Esse método se baseava no procedimento desenvolvido pela primeira vez no honji suijaku, surgido com sacerdotes do Tendai pra retroativamente justificar o sincretismo religioso, o qual passou também para sacerdotes shingon. A adoção do paradigma honji suijaku por Tameaki solucionava o argumento budista de que as artes literárias eram meramente "palavras loucas e frases enfeitadas", pecados que levavam ao renascimento em reinos inferiores. A partir desse uso no círculo de Tameaki, o honji suijaku foi ainda mais popularizado para se transformar textos seculares em profundas alegorias religiosas, e para se identificar kamis, budas e importantes poetas ancestrais como divindades que se manifestavam no Caminho da Poesia para iluminar a humanidade.[3]

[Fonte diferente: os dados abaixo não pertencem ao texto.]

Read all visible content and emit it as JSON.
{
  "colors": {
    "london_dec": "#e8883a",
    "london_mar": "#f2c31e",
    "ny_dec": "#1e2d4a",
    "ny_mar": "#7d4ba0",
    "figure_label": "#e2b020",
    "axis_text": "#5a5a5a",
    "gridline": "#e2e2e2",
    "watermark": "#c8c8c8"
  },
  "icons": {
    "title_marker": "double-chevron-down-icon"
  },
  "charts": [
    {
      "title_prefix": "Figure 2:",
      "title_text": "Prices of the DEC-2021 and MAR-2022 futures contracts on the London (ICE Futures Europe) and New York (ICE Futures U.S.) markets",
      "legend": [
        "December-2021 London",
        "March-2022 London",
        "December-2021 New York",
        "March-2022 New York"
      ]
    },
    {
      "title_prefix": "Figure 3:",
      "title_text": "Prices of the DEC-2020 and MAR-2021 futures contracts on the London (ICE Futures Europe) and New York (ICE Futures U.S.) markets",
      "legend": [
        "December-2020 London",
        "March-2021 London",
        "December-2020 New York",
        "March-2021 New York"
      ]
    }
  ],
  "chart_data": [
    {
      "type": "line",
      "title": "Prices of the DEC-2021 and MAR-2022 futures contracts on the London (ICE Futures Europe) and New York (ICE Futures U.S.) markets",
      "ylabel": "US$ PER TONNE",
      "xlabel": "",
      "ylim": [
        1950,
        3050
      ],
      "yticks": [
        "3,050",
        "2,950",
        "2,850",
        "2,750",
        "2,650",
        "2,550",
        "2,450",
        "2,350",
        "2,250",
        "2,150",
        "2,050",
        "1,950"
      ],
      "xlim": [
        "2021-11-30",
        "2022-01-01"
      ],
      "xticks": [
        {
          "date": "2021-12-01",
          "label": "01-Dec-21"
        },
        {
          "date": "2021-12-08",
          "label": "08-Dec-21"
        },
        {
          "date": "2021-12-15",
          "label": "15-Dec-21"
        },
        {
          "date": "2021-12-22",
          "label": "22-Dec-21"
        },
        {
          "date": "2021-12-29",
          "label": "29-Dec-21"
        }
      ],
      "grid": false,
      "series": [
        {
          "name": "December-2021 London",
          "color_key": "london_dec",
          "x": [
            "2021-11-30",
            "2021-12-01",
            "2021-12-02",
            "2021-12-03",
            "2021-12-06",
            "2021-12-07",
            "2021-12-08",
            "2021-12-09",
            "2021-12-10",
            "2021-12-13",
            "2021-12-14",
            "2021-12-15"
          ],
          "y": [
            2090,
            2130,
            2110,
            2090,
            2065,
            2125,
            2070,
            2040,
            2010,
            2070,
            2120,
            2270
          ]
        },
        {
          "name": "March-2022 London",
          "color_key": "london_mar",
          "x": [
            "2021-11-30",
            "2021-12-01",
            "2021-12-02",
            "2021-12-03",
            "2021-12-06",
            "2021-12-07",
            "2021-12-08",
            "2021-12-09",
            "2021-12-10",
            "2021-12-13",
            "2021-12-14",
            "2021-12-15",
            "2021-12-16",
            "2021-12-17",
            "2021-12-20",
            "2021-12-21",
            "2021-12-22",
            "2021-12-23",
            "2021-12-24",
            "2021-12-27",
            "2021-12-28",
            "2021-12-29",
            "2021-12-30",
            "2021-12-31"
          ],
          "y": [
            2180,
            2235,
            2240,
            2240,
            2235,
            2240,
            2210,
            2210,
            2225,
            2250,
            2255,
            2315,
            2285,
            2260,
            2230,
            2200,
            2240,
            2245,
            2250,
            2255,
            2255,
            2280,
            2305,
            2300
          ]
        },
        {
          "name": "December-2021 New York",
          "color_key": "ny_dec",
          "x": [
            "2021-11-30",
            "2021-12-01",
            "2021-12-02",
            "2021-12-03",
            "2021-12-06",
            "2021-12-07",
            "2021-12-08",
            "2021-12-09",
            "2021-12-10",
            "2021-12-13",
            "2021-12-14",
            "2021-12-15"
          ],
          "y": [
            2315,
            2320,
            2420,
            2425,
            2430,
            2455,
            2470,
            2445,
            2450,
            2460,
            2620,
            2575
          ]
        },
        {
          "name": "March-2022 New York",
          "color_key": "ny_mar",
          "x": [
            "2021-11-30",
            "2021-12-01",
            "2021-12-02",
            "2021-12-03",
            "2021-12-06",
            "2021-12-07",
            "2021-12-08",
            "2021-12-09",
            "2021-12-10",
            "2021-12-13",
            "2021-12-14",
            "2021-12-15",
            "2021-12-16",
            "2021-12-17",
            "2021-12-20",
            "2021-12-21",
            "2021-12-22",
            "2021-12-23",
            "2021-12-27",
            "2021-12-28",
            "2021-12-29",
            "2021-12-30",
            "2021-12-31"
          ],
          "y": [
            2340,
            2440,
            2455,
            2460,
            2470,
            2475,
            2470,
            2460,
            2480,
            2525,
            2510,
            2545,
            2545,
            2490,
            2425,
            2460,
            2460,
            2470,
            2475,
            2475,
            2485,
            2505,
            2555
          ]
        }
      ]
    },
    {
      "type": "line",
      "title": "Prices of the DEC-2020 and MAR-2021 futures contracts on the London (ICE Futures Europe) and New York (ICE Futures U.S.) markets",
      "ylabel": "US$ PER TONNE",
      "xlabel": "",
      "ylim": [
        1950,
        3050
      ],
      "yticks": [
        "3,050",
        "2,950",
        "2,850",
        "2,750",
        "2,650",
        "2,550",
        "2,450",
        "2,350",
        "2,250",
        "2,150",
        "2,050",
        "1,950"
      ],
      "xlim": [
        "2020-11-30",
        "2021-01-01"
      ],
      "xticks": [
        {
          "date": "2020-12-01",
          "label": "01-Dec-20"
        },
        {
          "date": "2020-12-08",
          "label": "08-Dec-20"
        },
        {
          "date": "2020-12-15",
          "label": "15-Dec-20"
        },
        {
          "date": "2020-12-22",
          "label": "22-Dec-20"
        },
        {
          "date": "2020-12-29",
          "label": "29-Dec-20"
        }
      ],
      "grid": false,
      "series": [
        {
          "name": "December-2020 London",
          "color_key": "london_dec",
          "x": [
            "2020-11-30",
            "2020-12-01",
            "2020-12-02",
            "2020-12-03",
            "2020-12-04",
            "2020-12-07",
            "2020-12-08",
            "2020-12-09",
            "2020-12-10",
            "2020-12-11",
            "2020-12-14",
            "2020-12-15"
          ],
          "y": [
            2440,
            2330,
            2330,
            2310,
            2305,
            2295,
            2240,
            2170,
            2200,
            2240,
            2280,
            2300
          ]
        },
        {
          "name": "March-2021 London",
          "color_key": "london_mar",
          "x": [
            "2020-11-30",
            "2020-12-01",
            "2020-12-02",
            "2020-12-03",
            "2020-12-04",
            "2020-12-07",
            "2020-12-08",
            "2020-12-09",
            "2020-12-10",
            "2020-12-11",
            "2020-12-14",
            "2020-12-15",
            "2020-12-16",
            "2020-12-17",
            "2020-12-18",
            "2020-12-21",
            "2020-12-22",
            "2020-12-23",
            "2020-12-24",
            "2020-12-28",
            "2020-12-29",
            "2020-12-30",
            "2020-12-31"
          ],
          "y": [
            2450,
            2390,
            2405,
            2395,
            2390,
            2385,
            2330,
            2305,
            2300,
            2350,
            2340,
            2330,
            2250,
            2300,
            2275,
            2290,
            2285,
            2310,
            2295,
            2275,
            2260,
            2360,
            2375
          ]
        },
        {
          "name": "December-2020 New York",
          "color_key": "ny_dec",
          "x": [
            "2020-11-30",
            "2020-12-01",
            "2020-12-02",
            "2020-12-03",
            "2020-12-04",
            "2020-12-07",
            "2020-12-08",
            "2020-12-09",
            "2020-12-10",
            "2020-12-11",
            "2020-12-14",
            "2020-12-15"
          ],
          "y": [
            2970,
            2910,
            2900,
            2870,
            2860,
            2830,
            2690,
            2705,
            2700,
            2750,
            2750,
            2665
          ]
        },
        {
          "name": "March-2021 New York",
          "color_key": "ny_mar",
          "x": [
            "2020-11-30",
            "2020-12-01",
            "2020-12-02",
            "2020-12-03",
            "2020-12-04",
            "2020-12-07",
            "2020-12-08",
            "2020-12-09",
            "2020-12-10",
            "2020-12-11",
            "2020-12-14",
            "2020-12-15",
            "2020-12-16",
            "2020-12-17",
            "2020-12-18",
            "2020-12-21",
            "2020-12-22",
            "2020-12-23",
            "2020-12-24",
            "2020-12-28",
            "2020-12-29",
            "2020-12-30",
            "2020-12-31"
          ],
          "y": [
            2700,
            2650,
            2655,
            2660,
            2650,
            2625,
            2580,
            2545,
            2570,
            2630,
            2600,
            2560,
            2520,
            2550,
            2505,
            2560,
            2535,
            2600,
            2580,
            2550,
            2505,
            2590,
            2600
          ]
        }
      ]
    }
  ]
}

Em escritos de Tameaki, afirma-se que as sílabas manifestas sempre possuem também um significado invisível, que estão em analogia com o Tatagata; é elevada a importância da composição de poesia waka, como estando nela subjacente a Realidade Verdadeira e o Darmacaia, a tal ponto dessa disciplina praticamente se tornar obrigatória para se atingir a iluminação.[3]

Os métodos súbitos do upaya (hōben) também influenciou a perspectiva dos comentários de Tameaki, visando ao atingimento da libertação por meios rápidos, com a transfiguração expressa de elementos seculares em meios para a iluminação. Também foi empregado o conceito de não dualismo, a partir do qual os wakas eram vistos como daranis e os poetas como bodisatvas.[3] Isso transformou textos como o Ise monogatari, recheado de casos amorosos, em um "instrumento de louvor ao Buda", também correspondendo ao que seus estudantes desejavam; contribuiu, assim, para a legitimação dos poetas no clima religioso da época, e a alegorese de Tameaki foi o modo de análise literária dominante por pelo menos 50 anos após sua morte. Mesmo após isso, continuou sendo importante para a pedagogia literária.[6]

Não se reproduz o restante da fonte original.